Mr. Speaker, I remember these sunny days as a child. The anticipation of after school shenanigans, bike rides, and dock jumping in back bay and, of course, counting down the days to Raven Mad Daze. But Yellowknife streets have changed. Today the challenges that plague the halls of apartment buildings all winter have spilled into the streets for summer.
This isn't an easy issue to tackle in two minutes. It's layered in both history, root causes, tried band-aid solutions, and potential long-term solutions. This town has cycled through responses to escalated public intoxication-fueled violence from arrests to ambulance calls to ill-equipped underfunded organizations to relying on our ER staff. The RCMP has stopped what they call arrests for addiction. And where once people spent time sobering up in cells, they continue to use substance to numb pain in a town without easily accessible culturally appropriate supports. In turn, ambulances show up for callouts they don't have the resources to even band-aid, and nurses find themselves in unsafe workspaces being asked to solve long-term issues with short-term solutions.
In my lifetime, our streets have reached a boiling point as they are speckled with alcohol-fueled fights, very public crack use, and residents, including children, being caught in the middle. People are hurting themselves and others as their trauma reaches levels they cannot manage, and Yellowknife residents are concerned about the safety of street-involved people, the safety of children, and the safety of residents.
Mr. Speaker, removing band-aids, without the resources and supports to care for the wound, doesn't work. The state of our downtown and the absence of adequate short-term supports is having a ripple effect, and this town needs support resources to hit the streets today:
- Funded foot patrol teams that pair enforcement with health professionals bringing presence, resources, and relationships.
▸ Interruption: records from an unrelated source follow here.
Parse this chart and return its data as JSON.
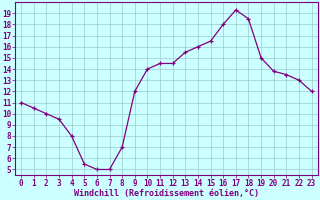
{
  "x_values": [
    0,
    1,
    2,
    3,
    4,
    5,
    6,
    7,
    8,
    9,
    10,
    11,
    12,
    13,
    14,
    15,
    16,
    17,
    18,
    19,
    20,
    21,
    22,
    23
  ],
  "y_values": [
    11,
    10.5,
    10,
    9.5,
    8,
    5.5,
    5,
    5,
    7,
    12,
    14,
    14.5,
    14.5,
    15.5,
    16,
    16.5,
    18,
    19.3,
    18.5,
    15,
    13.8,
    13.5,
    13,
    12
  ],
  "line_color": "#800080",
  "bg_color": "#ccffff",
  "grid_color": "#99cccc",
  "xlabel": "Windchill (Refroidissement éolien,°C)",
  "xlabel_color": "#800080",
  "ylabel_ticks": [
    5,
    6,
    7,
    8,
    9,
    10,
    11,
    12,
    13,
    14,
    15,
    16,
    17,
    18,
    19
  ],
  "xlim": [
    -0.5,
    23.5
  ],
  "ylim": [
    4.5,
    20.0
  ],
  "tick_fontsize": 5.5,
  "label_fontsize": 6.0
}
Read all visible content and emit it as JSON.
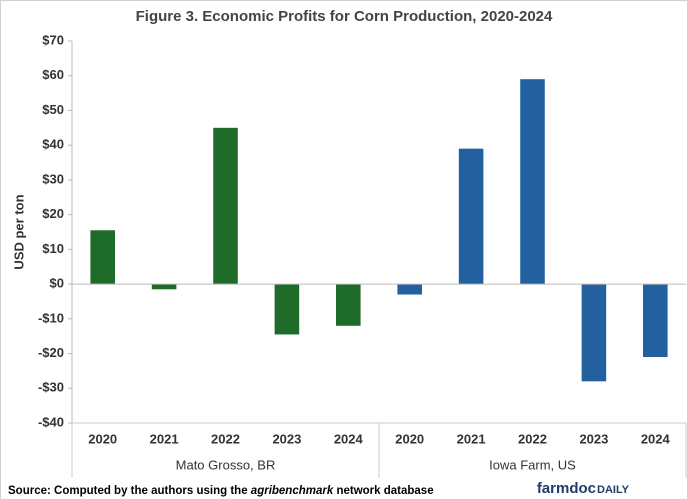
{
  "chart_data": {
    "type": "grouped-bar",
    "title": "Figure  3. Economic Profits for Corn Production, 2020-2024",
    "y_label": "USD per ton",
    "groups": [
      {
        "name": "Mato Grosso, BR",
        "color": "#1e6b2a",
        "categories": [
          "2020",
          "2021",
          "2022",
          "2023",
          "2024"
        ],
        "values": [
          15.5,
          -1.5,
          45,
          -14.5,
          -12
        ]
      },
      {
        "name": "Iowa Farm, US",
        "color": "#2360a0",
        "categories": [
          "2020",
          "2021",
          "2022",
          "2023",
          "2024"
        ],
        "values": [
          -3,
          39,
          59,
          -28,
          -21
        ]
      }
    ],
    "ylim": [
      -40,
      70
    ],
    "yticks": [
      {
        "value": -40,
        "label": "-$40"
      },
      {
        "value": -30,
        "label": "-$30"
      },
      {
        "value": -20,
        "label": "-$20"
      },
      {
        "value": -10,
        "label": "-$10"
      },
      {
        "value": 0,
        "label": "$0"
      },
      {
        "value": 10,
        "label": "$10"
      },
      {
        "value": 20,
        "label": "$20"
      },
      {
        "value": 30,
        "label": "$30"
      },
      {
        "value": 40,
        "label": "$40"
      },
      {
        "value": 50,
        "label": "$50"
      },
      {
        "value": 60,
        "label": "$60"
      },
      {
        "value": 70,
        "label": "$70"
      }
    ],
    "grid": false
  },
  "footer": {
    "source_prefix": "Source: Computed by the authors using the ",
    "source_italic": "agribenchmark",
    "source_suffix": " network database",
    "logo_main": "farmdoc",
    "logo_sub": "DAILY"
  }
}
- Relationships to our streets need to happen now.
- Supports for business owners legally required to provide safe workplaces but are putting themselves between residents and violence on our streets needs to start now.
- Situational tables to handle specific case-by-case supports need to get back on track.
Mr. Speaker, people want to feel safe. Kids need to be able to walk home from school, women need to be able to walk without being harassed, touched, and threatened, and all residents deserve safety. I will have questions for the Minister of Health and Social Services. Thank you, Mr. Speaker.